An interesting feature of the ore minerals loparite, eudialyte, and apatite is the connection between the distribution pattern of rare earth metals in them and the level at which magma chambers of the Lovozero and Khibiny deposits are filled with sediment (Fig. 2). The concealed layering of ore mineral phases demonstrates the decisive role of crystallization differentiation processes in the genesis of rare metal deposits. For loparites, the value of the combined coefficients of distribution is greater than unity, whereas for apatites and eudialytes, it is less than unity (except for heavy REMs in eudialytes from the Lovozero deposit) (Fig. 2).
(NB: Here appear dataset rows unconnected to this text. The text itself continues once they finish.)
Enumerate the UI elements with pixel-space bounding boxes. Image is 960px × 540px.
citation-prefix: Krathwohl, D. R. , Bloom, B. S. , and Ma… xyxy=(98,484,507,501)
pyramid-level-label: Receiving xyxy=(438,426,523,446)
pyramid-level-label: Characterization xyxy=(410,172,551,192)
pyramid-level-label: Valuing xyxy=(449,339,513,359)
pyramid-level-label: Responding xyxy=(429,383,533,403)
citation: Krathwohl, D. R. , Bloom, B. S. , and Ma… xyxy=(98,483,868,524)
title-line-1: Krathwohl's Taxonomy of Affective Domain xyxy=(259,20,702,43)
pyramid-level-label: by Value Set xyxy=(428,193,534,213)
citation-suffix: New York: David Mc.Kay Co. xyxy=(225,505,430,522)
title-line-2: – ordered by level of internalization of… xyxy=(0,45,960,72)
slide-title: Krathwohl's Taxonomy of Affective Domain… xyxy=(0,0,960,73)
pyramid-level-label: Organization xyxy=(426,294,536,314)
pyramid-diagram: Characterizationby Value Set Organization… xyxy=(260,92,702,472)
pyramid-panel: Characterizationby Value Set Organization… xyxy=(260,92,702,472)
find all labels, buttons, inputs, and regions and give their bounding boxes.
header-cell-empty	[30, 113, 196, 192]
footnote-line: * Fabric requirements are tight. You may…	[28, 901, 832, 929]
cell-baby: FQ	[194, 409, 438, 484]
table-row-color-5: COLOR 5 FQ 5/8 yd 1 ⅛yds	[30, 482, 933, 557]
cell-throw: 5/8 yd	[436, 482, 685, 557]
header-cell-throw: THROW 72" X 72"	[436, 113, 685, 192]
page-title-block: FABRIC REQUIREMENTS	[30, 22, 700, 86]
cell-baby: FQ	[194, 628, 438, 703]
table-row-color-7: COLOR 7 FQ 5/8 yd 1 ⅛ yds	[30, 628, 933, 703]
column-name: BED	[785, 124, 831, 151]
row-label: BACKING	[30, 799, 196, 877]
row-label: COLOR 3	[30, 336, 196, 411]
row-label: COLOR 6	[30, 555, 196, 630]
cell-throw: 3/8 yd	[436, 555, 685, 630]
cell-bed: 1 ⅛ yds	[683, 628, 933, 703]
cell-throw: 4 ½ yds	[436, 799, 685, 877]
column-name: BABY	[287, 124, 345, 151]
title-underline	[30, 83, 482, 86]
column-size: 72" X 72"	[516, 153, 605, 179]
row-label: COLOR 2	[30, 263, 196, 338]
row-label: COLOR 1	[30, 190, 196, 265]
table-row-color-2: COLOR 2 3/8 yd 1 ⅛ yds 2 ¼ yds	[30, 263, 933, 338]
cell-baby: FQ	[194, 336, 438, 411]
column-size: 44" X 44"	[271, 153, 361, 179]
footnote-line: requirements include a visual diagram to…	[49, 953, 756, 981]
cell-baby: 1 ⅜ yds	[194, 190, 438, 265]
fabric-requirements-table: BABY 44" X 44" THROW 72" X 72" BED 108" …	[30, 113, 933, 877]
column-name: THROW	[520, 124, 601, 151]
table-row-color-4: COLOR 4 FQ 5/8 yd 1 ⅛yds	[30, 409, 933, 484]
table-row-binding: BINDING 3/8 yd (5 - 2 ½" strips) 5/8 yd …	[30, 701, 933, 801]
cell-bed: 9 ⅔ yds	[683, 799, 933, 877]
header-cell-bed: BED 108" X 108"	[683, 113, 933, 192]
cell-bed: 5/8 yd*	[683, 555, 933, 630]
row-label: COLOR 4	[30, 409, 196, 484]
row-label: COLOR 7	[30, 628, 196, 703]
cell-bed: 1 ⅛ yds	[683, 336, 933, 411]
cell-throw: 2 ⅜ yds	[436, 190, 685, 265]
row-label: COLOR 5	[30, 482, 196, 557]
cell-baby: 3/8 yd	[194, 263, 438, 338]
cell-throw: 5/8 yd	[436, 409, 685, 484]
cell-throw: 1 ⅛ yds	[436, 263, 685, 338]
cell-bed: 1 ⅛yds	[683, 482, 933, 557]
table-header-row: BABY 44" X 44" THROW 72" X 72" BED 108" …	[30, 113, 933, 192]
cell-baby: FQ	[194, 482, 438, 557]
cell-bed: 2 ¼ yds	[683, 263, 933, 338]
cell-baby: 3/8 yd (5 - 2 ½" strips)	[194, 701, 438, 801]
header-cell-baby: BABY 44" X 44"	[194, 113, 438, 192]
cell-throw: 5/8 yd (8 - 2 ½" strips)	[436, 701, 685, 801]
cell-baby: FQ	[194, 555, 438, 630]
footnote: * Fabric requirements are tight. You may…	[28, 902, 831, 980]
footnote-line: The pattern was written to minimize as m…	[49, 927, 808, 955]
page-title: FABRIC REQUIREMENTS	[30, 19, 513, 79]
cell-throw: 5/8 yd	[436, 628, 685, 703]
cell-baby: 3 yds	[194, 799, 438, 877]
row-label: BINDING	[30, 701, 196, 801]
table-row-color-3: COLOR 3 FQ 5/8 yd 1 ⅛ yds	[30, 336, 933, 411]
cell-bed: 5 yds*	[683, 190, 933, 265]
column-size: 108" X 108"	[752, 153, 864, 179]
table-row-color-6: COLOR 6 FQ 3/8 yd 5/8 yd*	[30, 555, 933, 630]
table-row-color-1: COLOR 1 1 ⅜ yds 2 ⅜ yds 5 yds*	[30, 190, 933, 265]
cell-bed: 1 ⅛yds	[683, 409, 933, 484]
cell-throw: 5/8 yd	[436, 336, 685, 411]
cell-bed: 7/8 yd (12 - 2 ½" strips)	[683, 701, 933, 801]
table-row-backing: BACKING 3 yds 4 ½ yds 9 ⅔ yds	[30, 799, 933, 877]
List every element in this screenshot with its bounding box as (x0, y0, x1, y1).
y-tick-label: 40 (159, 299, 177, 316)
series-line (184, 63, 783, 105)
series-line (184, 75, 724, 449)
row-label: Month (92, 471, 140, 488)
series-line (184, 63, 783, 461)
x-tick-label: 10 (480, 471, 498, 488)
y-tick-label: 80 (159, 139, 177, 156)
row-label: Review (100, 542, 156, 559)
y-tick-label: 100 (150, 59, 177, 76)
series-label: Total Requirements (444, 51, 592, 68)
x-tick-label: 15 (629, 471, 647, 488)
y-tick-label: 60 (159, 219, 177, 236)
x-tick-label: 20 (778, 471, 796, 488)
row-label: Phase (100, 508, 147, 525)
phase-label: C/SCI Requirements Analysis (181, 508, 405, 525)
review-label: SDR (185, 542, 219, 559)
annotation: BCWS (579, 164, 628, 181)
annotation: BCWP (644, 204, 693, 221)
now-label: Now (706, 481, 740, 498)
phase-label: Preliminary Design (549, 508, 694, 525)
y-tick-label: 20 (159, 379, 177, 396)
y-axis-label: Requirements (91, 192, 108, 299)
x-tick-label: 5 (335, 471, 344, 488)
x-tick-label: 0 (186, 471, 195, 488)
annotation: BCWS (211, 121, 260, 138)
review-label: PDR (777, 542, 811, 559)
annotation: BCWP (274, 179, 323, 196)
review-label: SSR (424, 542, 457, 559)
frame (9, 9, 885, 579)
A necessary condition for when the rare metal deposits could have formed is the early saturation of the magmatic melt with respect to ore mineral phases. In this case, the convection processes lead to the formation of magmatic layering and ore assemblages.

CONCLUSIONS

The obtained materials have shown that the loparite ores in the Lovozero deposit are highly enriched in rare earths (up to 28 wt %), with the light group significantly dominating over the heavy group (Ce/Yb = 78 000), whereas eudialyte ores (2 wt % content, on average) are significantly enriched in the heavy group of REMs (Ce/Yb = 14). Apatite ores in the Khibiny deposit (0.9 wt % content, on average) are at the intermediate position (Ce/Yb = 680). The ore minerals of the Lovozero and Khibiny deposits, loparite, eudialyte, and apatite, are early magmatic minerals, and the distribution pattern of rare earth metals for them is the result of two factors: the value of the distribution coefficients and the REM content in the initial alkaline magma.

The forms of precipitation and the timing of crystallization of ore minerals (loparite, eudialyte, and apatite) are a predictive criterion of the ore content. A necessary prerequisite for the formation of magmatic rare metal deposits is the early saturation of the magmatic melt with respect to the ore mineral phases.